Serie A

Ana Soldevilla: “Fermarsi subito per non compromettere il futuro”

Ana Soldevilla

“Per la prima volta dal 9 marzo mi sono rinfilata un paio di jeans e sono andata a fare una passeggiata con la mamma”. Quel che fino a poche settimane fa sarebbe stata la normalità, oggi Ana Soldevilla Delgado la vive come una piccola grande riconquista del suo tempo e del suo spazio. Torneranno gli abbracci, la libertà di prendere un aereo e vedere un posto nuovo, tornerà anche il futsal. Ma adesso non è ancora il momento.
“Mi piacerebbe rimettere gli scarpini ed entrare in campo, sarebbe davvero bello poter completare una stagione che stava andando benissimo e mettere fine a questa distanza. Farlo senza avere la sicurezza che non ci siano rischi per nessuno è però impensabile, allora meglio fermarsi subito per non compromettere il futuro: poter ripartire per agosto/settembre, questa sarebbe già una bella notizia”.

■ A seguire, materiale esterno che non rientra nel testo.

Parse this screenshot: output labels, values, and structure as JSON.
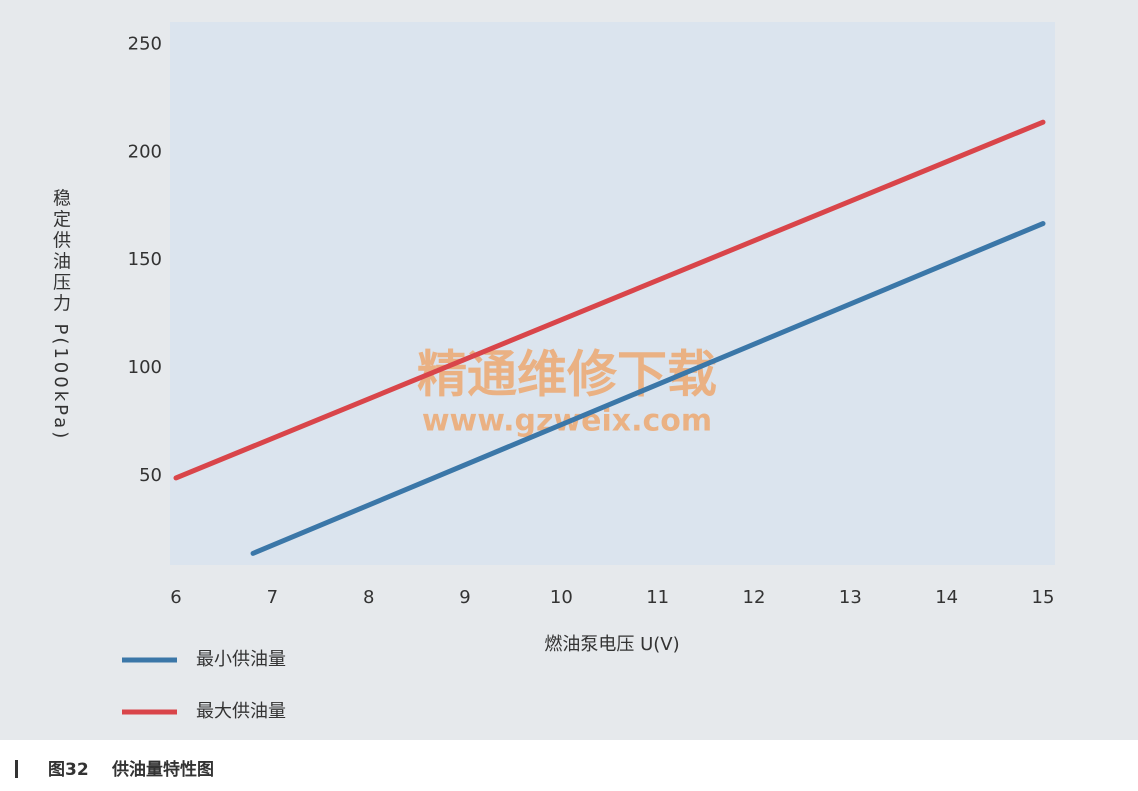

Sono lontane le corse sul campo, eppure Soldevilla continua a macinarne tantissimi chilometri anche tra le mura di casa.
“L’altro giorno ne ho fatti 15 tra una stanza e l’altra, e poi faccio un sacco di scale… i miei vicini penseranno che sono matta – scherza – ma la verità è che sto riempiendo questa quarantena allenandomi anche più di prima. Pensa che ho perso 5 chili e non mi faccio mancare neanche il pallone: per fortuna ho un piccolo giardino e posso sfidare mio cognato, giocatore di futsal come me. Abbiamo caratteristiche simili: siamo due centrali non troppo tecnici, ma lavoriamo tanto con il fisico”.
E dopo le fatiche dell’uno contro uno, tutti a tavola ad assaggiare le prelibatezze di Dori.
“Papà raccoglie frutta e verdura del suo orto e la mamma prepara piatti deliziosi. Io posso dare una mano, ma è la regina della cucina è sempre lei: tutto quel che è fatto con le sue mani, ha un gusto speciale”.
Dalla famiglia riunita ne La Rioja, a quella sportiva dell’Italcave che l’aspetta a Statte.
“Sul gruppo ci sentiamo tanto, ma i più attivi sono i dirigenti che si preoccupano continuamente per noi e per le nostre condizioni di salute. Ormai mi misuro la febbre tutti i giorni e ho scoperto che la mia temperatura base è di 35°: ecco svelato perché qui in casa girano tutti a maniche corte e io dormo ancora copertissima. Scherzi a parte – chiude Soldevilla – ormai siamo tutti rassegnati al pensiero che per questa stagione sarà difficile rivederci, ma siamo pronti a stringerci più forte di prima quando si potrà”.

Post-intervista.
“Hai una foto che preferisci?”
“Questa in Coppa della Divisione, perché senza saperlo è stata l’ultima gara, l’ultimo gol, l’ultimo abbraccio con le mie compagne. Da quel momento in poi tutto ha avuto meno senso, ma sono sicura che presto tornerà ad averne”.